Prepaid cards may become more popular with U.S. consumers after a recent study revealed that they could save more than $141.65 per year in annual fees over traditional checking accounts.
Consumers will end up paying at least $218 per year using traditional checking accounts in comparison to the minimum $73.35 per year they can pay by using prepaid cards, according to a study released by financial services consulting company Bretton Woods Inc. analyzing payment options such as basic checking accounts, reloadable prepaid cards, cash-based lifestyles and check cashing services.
The study showed that prepaid card users may pay between $76.35 to $261.35 in annual fees if they used direct deposit and between $184.35 to $380.15 if they didn’t. Checking account customers stood to pay anywhere between $218.35 to $314 per year to manage their accounts, while those use both check cashing facilities or primarily pay with cash stood to pay between $139.68 to $719.64 annually in fees.
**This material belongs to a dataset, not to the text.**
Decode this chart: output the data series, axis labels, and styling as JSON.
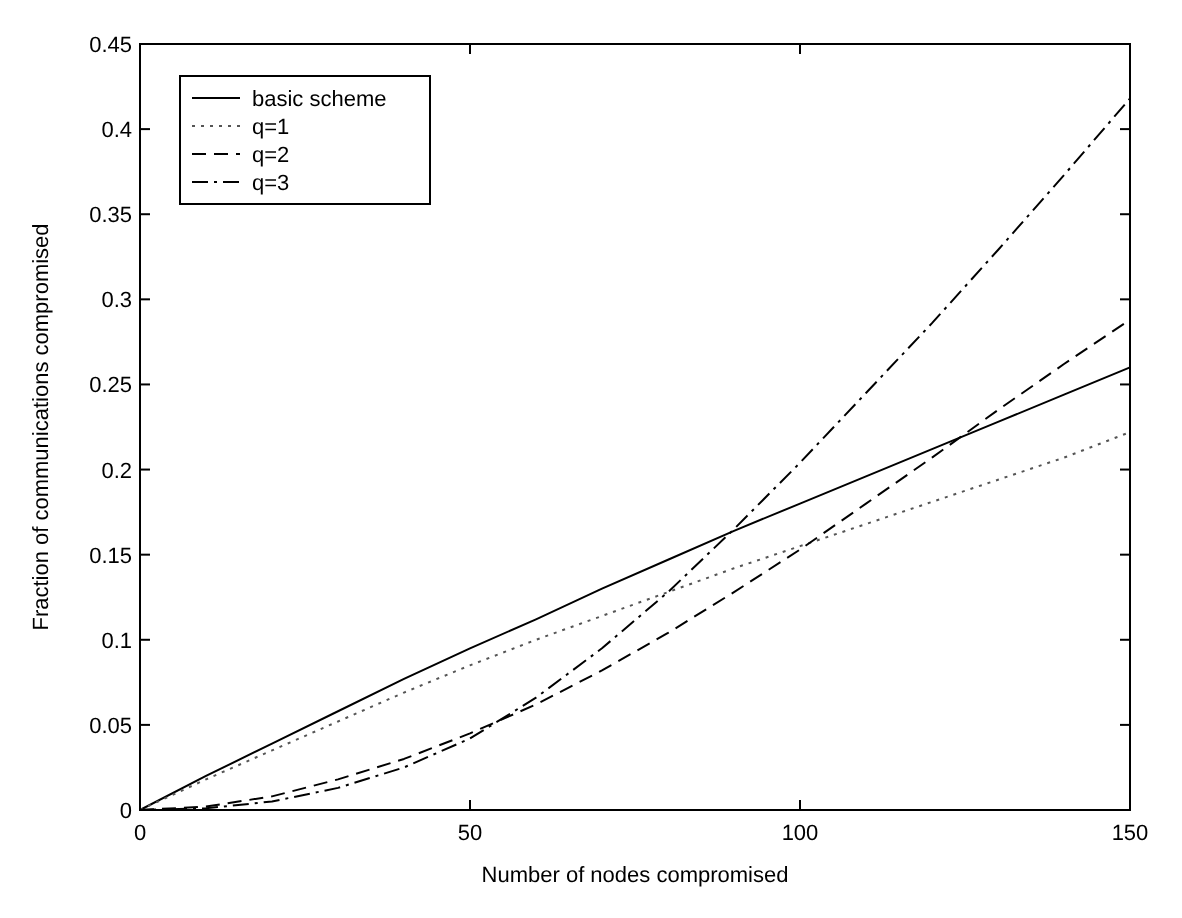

Bretton Wood’s study of the payment market, its second since 2009, compared the prices of basic FDIC-insured checking accounts offered by the four largest U.S. banks by assets with the prices offered by the largest U.S. card issuers providing prepaid card services.
“Just like our 2009 report, this year we found that prepaid cards offer a compelling value because they fill a growing void created by increasing fees for checking accounts driven by recent legislation,” said the study’s author, economist G. Michael Flores, in a statement. “Reloadable prepaid card fees are reasonable and consumers are turning to the products because the cards meet their basic financial needs with consumer protections and convenience of features at an attractive price point.”
Interchange Fee Rules Threaten Banking Services
A number of U.S. banks have rolled back free checking services and debit rewards programs in response to tighter federal regulations imposed through legislation like the Dodd-Frank Act and 2009’s The Credit CARD Act. A current rule that would impose limits on interchange fees charged to merchants by financial institutions is already expected to cost American banks some $12 billion.
The rule—coined the Durbin Amendment after its creator Sen. Richard J. Durbin—would cap interchange fees charged by banks with assets of $10 billion or more at 12 cents. Smaller banks and credit unions not beholden to the rules still argue that they would be negatively impacted if merchants choose not to allow use of their cards. If approved in its final form, the Durbin amendment, included in the Dodd-Frank Act, would take effect this July.